You can visit the following link in order to write the HivQL queries with the help of online editor:
https://demo.gethue.com/hue/accounts/login?next=/hue
Kindly provide user name and password as demo in order to access the editor and to write and run different HIVQL queries.
For any query about the assignment, contact at [email protected]
GOOD LUCK
Marks: 20
Problem Statement:
You are required to write HiveQL queries for the following tasks:

  1. Create a database named as “VU”.
  2. Create the following table named as “Student” in the “VU” database:
Field Name Data type
Std-ID int
Std-Name String
Std-Fname String
CGPA Float
Cell No String
Study Program String
  1. Write a Hive query that adds the following rows in the “Student” table.

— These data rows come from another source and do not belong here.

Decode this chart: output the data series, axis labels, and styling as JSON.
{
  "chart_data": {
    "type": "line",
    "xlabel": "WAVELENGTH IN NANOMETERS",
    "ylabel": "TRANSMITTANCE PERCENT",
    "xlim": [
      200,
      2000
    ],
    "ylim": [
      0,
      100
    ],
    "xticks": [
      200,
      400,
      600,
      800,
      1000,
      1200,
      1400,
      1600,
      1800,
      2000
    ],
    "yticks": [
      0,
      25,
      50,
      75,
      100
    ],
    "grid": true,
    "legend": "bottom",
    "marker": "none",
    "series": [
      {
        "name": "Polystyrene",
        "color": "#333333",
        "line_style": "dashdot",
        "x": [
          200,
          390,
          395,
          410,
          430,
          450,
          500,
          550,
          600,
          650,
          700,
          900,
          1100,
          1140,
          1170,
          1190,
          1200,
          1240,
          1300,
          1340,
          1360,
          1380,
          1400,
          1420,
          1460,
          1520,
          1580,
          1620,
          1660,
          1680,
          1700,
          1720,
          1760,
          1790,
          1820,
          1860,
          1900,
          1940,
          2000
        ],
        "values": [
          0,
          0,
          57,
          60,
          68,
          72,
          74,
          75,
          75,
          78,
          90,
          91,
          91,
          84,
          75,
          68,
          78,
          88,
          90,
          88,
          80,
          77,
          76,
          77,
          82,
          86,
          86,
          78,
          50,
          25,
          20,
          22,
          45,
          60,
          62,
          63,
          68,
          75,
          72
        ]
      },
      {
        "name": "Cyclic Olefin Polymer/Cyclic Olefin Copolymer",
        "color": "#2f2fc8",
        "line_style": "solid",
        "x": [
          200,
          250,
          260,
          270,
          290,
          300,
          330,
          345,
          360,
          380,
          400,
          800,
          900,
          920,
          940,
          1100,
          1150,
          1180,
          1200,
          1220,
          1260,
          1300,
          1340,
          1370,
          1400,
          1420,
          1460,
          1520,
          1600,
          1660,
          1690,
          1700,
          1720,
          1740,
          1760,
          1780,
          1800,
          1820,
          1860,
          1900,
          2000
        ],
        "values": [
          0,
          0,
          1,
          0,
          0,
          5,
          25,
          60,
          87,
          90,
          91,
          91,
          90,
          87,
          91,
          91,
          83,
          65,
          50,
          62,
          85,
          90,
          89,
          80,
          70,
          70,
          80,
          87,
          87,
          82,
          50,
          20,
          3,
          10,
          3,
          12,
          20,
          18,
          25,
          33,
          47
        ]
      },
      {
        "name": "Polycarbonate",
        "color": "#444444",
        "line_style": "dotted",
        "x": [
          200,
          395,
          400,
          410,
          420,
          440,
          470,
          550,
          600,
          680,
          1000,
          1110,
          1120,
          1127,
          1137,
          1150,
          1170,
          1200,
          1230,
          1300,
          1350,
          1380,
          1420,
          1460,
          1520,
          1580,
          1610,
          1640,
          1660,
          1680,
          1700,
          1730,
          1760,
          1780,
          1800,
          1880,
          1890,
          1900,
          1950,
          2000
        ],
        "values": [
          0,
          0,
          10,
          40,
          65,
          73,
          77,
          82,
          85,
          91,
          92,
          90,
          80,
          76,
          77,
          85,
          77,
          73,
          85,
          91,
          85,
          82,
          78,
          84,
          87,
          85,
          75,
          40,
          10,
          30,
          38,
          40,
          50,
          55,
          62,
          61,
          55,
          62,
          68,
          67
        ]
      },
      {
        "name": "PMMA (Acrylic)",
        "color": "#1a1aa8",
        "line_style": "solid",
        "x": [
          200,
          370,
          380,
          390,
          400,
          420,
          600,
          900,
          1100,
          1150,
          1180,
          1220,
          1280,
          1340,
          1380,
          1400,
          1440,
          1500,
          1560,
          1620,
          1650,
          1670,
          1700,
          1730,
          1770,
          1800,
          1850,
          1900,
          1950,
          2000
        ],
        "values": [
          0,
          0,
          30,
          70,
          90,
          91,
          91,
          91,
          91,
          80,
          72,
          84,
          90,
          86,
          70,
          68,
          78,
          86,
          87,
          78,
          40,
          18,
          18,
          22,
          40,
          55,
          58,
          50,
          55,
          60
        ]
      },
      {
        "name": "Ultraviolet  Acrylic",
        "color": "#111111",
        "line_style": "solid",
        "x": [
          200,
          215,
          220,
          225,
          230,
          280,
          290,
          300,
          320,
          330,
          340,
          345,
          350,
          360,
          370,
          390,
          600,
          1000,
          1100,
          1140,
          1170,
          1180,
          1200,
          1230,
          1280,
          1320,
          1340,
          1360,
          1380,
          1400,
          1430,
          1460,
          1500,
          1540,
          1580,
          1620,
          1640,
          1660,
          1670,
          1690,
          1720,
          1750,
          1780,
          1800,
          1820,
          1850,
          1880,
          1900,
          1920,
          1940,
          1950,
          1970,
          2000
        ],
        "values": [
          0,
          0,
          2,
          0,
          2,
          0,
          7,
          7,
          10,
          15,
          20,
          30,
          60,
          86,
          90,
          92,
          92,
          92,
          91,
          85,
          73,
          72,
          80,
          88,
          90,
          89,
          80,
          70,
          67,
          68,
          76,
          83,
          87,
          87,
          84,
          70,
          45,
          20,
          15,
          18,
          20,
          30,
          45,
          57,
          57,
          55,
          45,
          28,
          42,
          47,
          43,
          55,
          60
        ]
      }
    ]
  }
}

Consider that the following data is stored in a text file named as “Std-Data.txt” in /home/user directory.
101 Kamran Usman 3.0 0300-0000000 BCS
102 Arshad Anwaar 2.75 0321-1111111 MCS
103 Waqar Jehanzeb 3.5 0345-2222222 MBA
104 Saad Ameen 2.25 0312-3333333 MCS
105 Pervez Khalid 3.75 0333-4444444 BCS
  1. Write a Hive query that display all the information of those students whose CGPA is equal or greater than 3.0.
  2. Write a Hive query that find the total number of students in each study program.